It’s a windy, snowy day in early November, and my boots keep slipping on the asphalt-paved Alta Vista trail that leads up away from the visitor center at Mount Rainier’s Paradise.
In the summer, this trail winds through wildflower meadows — but, even so, it’s the least used of any of the trails that start at Paradise. Jim Ziolkowski, my reluctant guide to Alta Vista, says that’s because it’s in such bad repair.
"It's hard to walk somebody else through it and say, 'Yeah, I'm responsible for taking care of this,'" Ziolkowski says. "It's like your home if you have a visitor come and you want it to look nice."
Ziolkowski is responsible for maintaining all the trails and roads at Mount Rainier National Park. But he doesn’t have enough funding to keep up. And, every year, the maintenance backlog at Mount Rainier — and across the national parks — gets a little bigger. The Interior Department has proposed paying for these needed repairs by increasing the entry fees at 17 popular national parks, including Mount Rainier and Olympic in Washington. But critics say the plan won’t work and could have unintended consequences.
Today, Ziolkowski's showing me cracks running down the asphalt of the Alta Vista trail and places where whole chunks of trail are missing.
The asphalt has oozed around a line of short metal posts that were supposed to keep the trail in place, so they now stick a few inches out of the trail itself, giving hikers something to trip over if they’re not paying attention.
"The sad part is there are some things that just go farther and farther into disrepair," Ziolkoski says: "some back-country cabins, some trails, gravel roads that we sure would like to give a whole lot more attention to."
Mount Rainier National Park has about $150 million of needed repairs on roads, trails, campgrounds, and buildings. Across all the national parks, the maintenance backlog is $11 billion.
To pay for the backlog, the Interior Department might start charging $70, instead of $25, to drive into the parks and $30, instead of $10, for pedestrians and cyclists. That would bring in an additional $70 million a year.
That’s not enough to cover the Trump administration’s proposed cut of $200 million from the National Park Service budget. And, at $70 million a year, it would take 160 years to raise enough money to take care of the repairs that are already needed.

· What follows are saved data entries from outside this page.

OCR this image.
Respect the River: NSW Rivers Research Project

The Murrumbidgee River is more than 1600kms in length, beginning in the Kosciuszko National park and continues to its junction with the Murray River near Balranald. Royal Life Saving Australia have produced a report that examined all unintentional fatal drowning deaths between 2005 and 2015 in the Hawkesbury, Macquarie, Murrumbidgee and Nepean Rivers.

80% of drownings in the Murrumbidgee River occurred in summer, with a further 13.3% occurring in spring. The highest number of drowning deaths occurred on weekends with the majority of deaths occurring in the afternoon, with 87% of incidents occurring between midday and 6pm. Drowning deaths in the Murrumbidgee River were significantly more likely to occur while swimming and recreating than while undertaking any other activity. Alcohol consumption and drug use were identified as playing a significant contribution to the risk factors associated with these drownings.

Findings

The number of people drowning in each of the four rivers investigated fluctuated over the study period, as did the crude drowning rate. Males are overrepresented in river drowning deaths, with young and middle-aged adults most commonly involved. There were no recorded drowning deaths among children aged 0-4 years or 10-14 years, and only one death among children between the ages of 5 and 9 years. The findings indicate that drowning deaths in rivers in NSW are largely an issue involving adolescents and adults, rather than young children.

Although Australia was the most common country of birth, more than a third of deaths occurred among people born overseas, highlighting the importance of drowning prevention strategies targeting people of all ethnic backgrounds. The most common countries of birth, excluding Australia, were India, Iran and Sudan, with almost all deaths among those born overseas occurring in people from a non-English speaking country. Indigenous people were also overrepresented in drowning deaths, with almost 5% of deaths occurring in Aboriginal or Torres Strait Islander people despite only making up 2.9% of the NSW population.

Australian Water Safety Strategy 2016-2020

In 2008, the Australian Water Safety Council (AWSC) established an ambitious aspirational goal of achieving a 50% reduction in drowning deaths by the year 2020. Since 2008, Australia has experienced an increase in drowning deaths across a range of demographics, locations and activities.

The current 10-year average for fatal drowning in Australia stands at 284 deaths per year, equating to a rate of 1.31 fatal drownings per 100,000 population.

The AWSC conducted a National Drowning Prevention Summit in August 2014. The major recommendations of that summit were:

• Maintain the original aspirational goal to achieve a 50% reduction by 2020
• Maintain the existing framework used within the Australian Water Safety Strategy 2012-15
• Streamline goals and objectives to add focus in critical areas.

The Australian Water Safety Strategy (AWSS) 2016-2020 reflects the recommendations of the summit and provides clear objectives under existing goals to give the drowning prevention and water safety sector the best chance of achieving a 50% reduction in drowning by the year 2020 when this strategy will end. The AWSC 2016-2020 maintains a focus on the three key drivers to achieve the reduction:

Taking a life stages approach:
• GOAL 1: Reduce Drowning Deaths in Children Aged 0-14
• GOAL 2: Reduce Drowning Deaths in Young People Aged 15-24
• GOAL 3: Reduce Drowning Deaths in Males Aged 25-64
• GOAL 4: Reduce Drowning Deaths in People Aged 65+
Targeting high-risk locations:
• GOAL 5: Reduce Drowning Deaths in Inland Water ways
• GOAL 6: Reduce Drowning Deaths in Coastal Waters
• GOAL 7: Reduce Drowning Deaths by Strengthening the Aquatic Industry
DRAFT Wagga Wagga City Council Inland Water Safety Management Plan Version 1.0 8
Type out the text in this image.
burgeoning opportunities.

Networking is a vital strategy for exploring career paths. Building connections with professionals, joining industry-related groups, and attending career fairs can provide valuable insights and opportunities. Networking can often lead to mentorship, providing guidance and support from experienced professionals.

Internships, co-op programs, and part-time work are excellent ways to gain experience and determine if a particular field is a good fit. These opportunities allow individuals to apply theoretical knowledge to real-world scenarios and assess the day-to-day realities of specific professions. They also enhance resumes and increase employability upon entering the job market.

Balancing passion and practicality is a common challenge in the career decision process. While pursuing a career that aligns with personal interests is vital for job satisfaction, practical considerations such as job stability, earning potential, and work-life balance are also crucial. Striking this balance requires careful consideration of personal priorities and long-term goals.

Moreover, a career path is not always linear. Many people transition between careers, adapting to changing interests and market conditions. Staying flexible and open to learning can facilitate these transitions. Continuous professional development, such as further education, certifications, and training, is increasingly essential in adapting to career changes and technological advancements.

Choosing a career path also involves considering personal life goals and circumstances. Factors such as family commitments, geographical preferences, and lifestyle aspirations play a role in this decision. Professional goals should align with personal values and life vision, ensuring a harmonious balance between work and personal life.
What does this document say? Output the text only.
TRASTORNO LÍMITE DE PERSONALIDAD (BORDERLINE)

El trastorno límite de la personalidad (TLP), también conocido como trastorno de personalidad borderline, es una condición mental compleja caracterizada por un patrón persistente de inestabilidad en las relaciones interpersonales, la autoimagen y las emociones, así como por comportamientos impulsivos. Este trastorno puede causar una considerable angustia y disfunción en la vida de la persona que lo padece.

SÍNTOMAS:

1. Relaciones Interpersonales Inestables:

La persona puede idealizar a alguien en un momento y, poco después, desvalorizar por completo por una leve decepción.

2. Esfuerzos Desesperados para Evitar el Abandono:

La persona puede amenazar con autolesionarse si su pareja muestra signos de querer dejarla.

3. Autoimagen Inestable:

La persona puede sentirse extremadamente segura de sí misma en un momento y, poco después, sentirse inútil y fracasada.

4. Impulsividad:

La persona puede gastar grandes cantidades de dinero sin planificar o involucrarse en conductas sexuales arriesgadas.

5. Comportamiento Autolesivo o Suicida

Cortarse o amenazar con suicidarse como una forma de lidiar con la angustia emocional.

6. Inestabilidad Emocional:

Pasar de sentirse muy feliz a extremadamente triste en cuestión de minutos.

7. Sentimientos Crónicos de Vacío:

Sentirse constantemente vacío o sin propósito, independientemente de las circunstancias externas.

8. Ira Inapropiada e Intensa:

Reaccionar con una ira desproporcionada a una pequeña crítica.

That’s not counting the new work that piles up every year.
Randy King, the superintendent of Mount Rainier National Park, stops short of endorsing the plan. But he does have thoughts on what needs to be done.
"It's really up to Congress," he says. "I think the scope of the problem is such that it requires a holistic approach."
There’s a bill before Congress right now that would use some extra funds from mineral deposits to pay for restoration and repair work.
On this day, it's hard to find a visitor to Mount Rainier who likes the proposed fee increases.
"That’s outrageous," Yu-tai Chia says when asked about the proposal. He’s a U.S. citizen who currently lives in Taiwan. "The natural is supposed to be a treasure to all the citizens regardless rich or poor. For some people, $70 is a lot of money."
Another hiker, Kate Garland, from Portland, says: "Although I would be willing to do my part to pay an increased fee so that we could all enjoy the parks, I don’t want that to prevent some people from being able to enjoy it, too. Like, the whole point of the parks was to preserve areas for everybody."
She and her partner, Adam Haner, say the proposed increase would make it too expensive for them to go for a day hike.
"If I just came up here for a random hike and they said, '$75,' I’d probably turn around," Haner says.
Some critics worry the increase could make national parks out of reach for a lot of people. Visitors to national parks are already whiter and wealthier than the U.S. population as a whole. Only 22 percent of national park visitors are people of color, compared to 37 percent of the U.S. population.
Lylianna Allala is a member of Environmental Professionals of Color and a longtime environmental activist. She says people of color do spend a lot of time outside: it’s just that there are a lot of barriers keeping people of color — and particularly low-income people of color — out of national parks.
She lists off some reasons: "Transportation’s a huge one. If you don’t have a car, it’s a challenge to get to some of these spaces. If you’re working one or two jobs and then you have children, it can be really challenging to try to prioritize a whole day to go out and do something at Mount Rainier or Olympic."
And then there’s money: the cost of gas, food, and entrance fees.
There haven’t been studies of how an increase like this would affect who uses national parks, but Allala says it certainly makes them feel like less inviting places for people like her.
She remembers an Instagram campaign from the National Park Service centennial two years ago. She says the message she heard then was "These parks are for everyone. It’s for you."
Now, she says, "I’m worried that the increase in entry fees is a few steps back from that work. And, to me, it sends a clear message: 'These parks aren’t for you.'"
King, Rainier's park superintendent, says that would be the wrong message to send.
"It's never been market-based in the sense of how much could you charge for this experience and I hope we don't go there," he says. "These are places that belong to all Americans, and the people who come to the park ultimately need to reflect the people who live in our country you know and you want everyone to feel welcome."
The public comment period ends November 23. If approved, the fees would take effect next June at Mount Rainier and next May in Olympic National Park, Yellowstone, and Yosemite.